O’Hare was in a ground-stop, his Captain’s Circle app reported. Three more hours at least. He’d been keeping an eye on a couple in the DFW gate across the way who had been in the same seats a while. They were middle-aged and seemed to be the types who always arrive early, with travel routines both knew and revered. There was something intriguing about this coupled syncopation but also the way the man looked above her head when he spoke, finding and examining the nearest female form that was not hers. Interesting too was the way she seemed to prefer her Elin Hilderbrand novel to him. The balding, pot-bellied man next to them, who had been devouring a hoagie with near-rhapsodic delight, rose from his seat to discard the wrapper, pulling his carry-on behind him.
“You know, they say you never really know someone until you travel with them,” Liam told the couple as he sat down beside them.
Author’s Note: “You Never Really Know Someone” had its origins in an American airport (I think Minneapolis-St. Paul, but they tend to blend together). I was doing a lot of consulting at the time and as one of the characters in the story says, “asking questions I knew the answer to and getting people to say things they didn’t want to say.” Feeling pretty good about my talents, I would sometimes pass time at the airport by observing people and trying to figure out their deal. I noticed a man and woman sitting together once who looked like they couldn’t possibly be a couple because of their appearance and the fairly indifferent way they interacted.
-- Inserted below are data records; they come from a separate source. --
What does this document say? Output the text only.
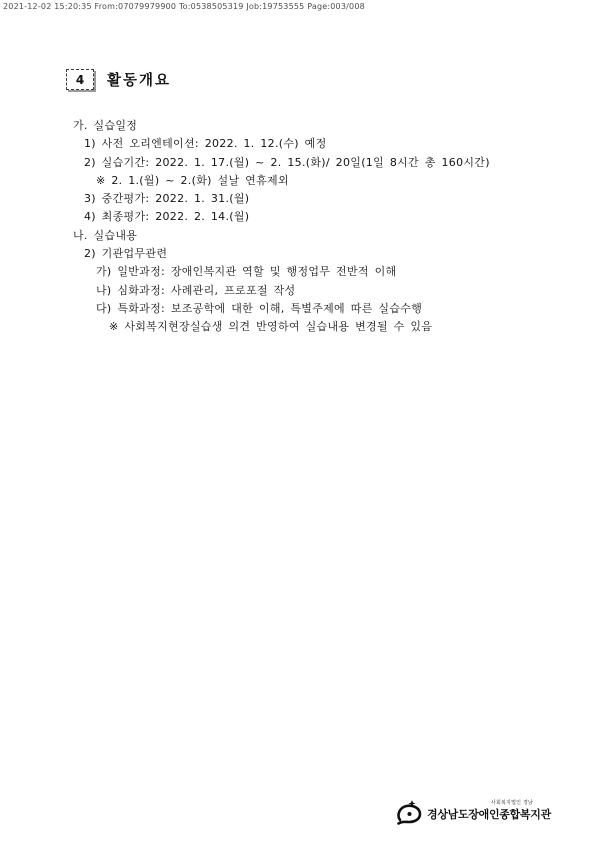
2021-12-02 15:20:35 From:07079979900 To:0538505319 Job:19753555 Page:003/008
4 활동개요
가. 실습일정
1) 사전 오리엔테이션: 2022. 1. 12.(수) 예정
2) 실습기간: 2022. 1. 17.(월) ~ 2. 15.(화)/ 20일(1일 8시간 총 160시간)
※ 2. 1.(월) ~ 2.(화) 설날 연휴제외
3) 중간평가: 2022. 1. 31.(월)
4) 최종평가: 2022. 2. 14.(월)
나. 실습내용
2) 기관업무관련
가) 일반과정: 장애인복지관 역할 및 행정업무 전반적 이해
나) 심화과정: 사례관리, 프로포절 작성
다) 특화과정: 보조공학에 대한 이해, 특별주제에 따른 실습수행
※ 사회복지현장실습생 의견 반영하여 실습내용 변경될 수 있음
사회복지법인 경남
경상남도장애인종합복지관
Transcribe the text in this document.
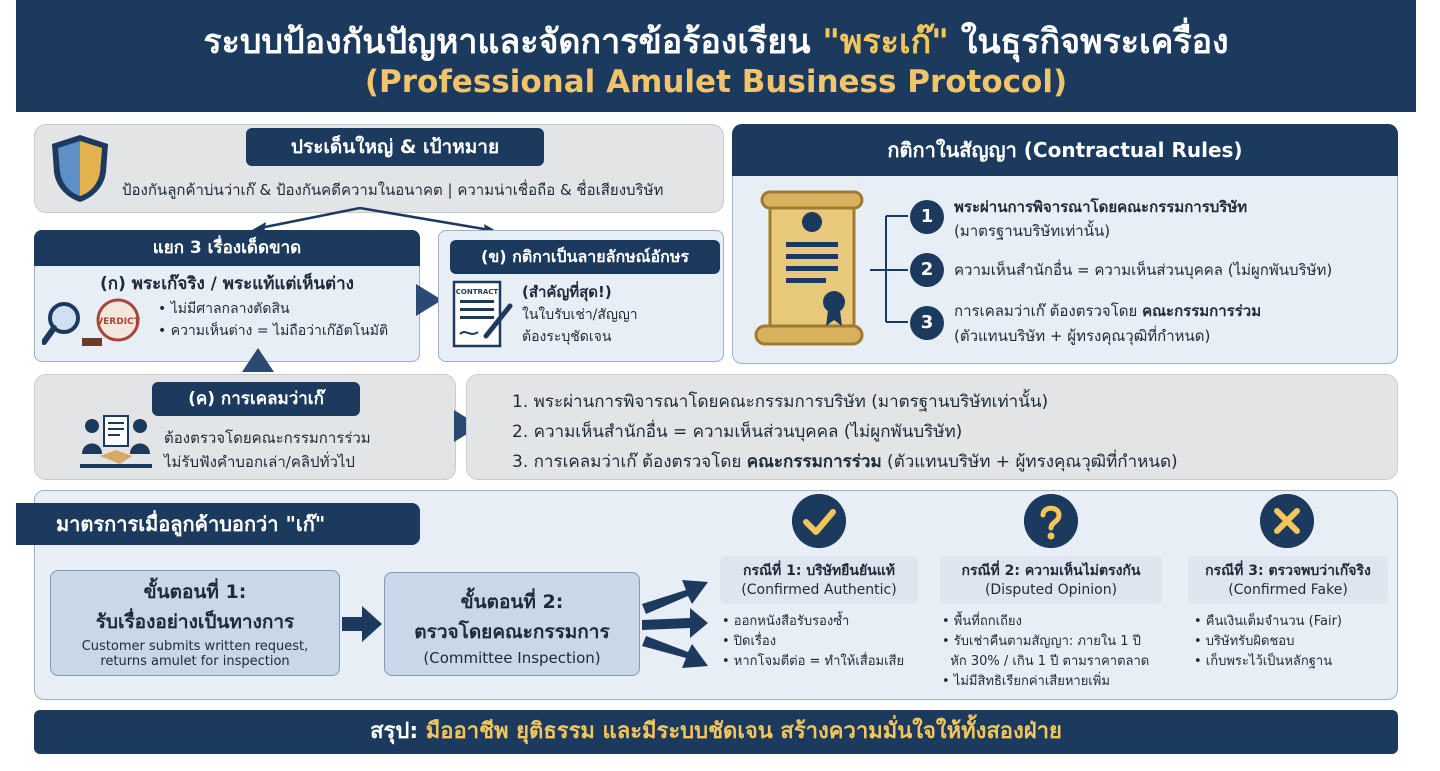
ระบบป้องกันปัญหาและจัดการข้อร้องเรียน "พระเก๊" ในธุรกิจพระเครื่อง
(Professional Amulet Business Protocol)
ประเด็นใหญ่ & เป้าหมาย
ป้องกันลูกค้าบ่นว่าเก๊ & ป้องกันคดีความในอนาคต | ความน่าเชื่อถือ & ชื่อเสียงบริษัท
กติกาในสัญญา (Contractual Rules)
1	พระผ่านการพิจารณาโดยคณะกรรมการบริษัท
(มาตรฐานบริษัทเท่านั้น)
2	ความเห็นสำนักอื่น = ความเห็นส่วนบุคคล (ไม่ผูกพันบริษัท)
3
การเคลมว่าเก๊ ต้องตรวจโดย คณะกรรมการร่วม
(ตัวแทนบริษัท + ผู้ทรงคุณวุฒิที่กำหนด)
แยก 3 เรื่องเด็ดขาด
(ก) พระเก๊จริง / พระแท้แต่เห็นต่าง
VERDICT
• ไม่มีศาลกลางตัดสิน
• ความเห็นต่าง = ไม่ถือว่าเก๊อัตโนมัติ
(ข) กติกาเป็นลายลักษณ์อักษร
CONTRACT (สำคัญที่สุด!)
ในใบรับเช่า/สัญญา
ต้องระบุชัดเจน
(ค) การเคลมว่าเก๊
ต้องตรวจโดยคณะกรรมการร่วม
ไม่รับฟังคำบอกเล่า/คลิปทั่วไป
1. พระผ่านการพิจารณาโดยคณะกรรมการบริษัท (มาตรฐานบริษัทเท่านั้น)
2. ความเห็นสำนักอื่น = ความเห็นส่วนบุคคล (ไม่ผูกพันบริษัท)
3. การเคลมว่าเก๊ ต้องตรวจโดย คณะกรรมการร่วม (ตัวแทนบริษัท + ผู้ทรงคุณวุฒิที่กำหนด)
มาตรการเมื่อลูกค้าบอกว่า "เก๊"
ขั้นตอนที่ 1:
รับเรื่องอย่างเป็นทางการ
Customer submits written request,
returns amulet for inspection
ขั้นตอนที่ 2:
ตรวจโดยคณะกรรมการ
(Committee Inspection)
กรณีที่ 1: บริษัทยืนยันแท้
(Confirmed Authentic)
• ออกหนังสือรับรองซ้ำ
• ปิดเรื่อง
• หากโจมตีต่อ = ทำให้เสื่อมเสีย
กรณีที่ 2: ความเห็นไม่ตรงกัน
(Disputed Opinion)
• พื้นที่ถกเถียง
• รับเช่าคืนตามสัญญา: ภายใน 1 ปี
หัก 30% / เกิน 1 ปี ตามราคาตลาด
• ไม่มีสิทธิเรียกค่าเสียหายเพิ่ม
กรณีที่ 3: ตรวจพบว่าเก๊จริง
(Confirmed Fake)
• คืนเงินเต็มจำนวน (Fair)
• บริษัทรับผิดชอบ
• เก็บพระไว้เป็นหลักฐาน
สรุป: มืออาชีพ ยุติธรรม และมีระบบชัดเจน สร้างความมั่นใจให้ทั้งสองฝ่าย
But then I noticed they kissed when one got up to leave, which blew all my theories and got the gears turning. I was also, and continue to be, fascinated by the walls we throw up and the way we minimize or rationalize choices made in the pursuit of happiness. Lexie puts these walls up and Liam is expert at taking them down. Hopefully, we see why Lexie does this, but a question left unanswered is what does Liam get out of this?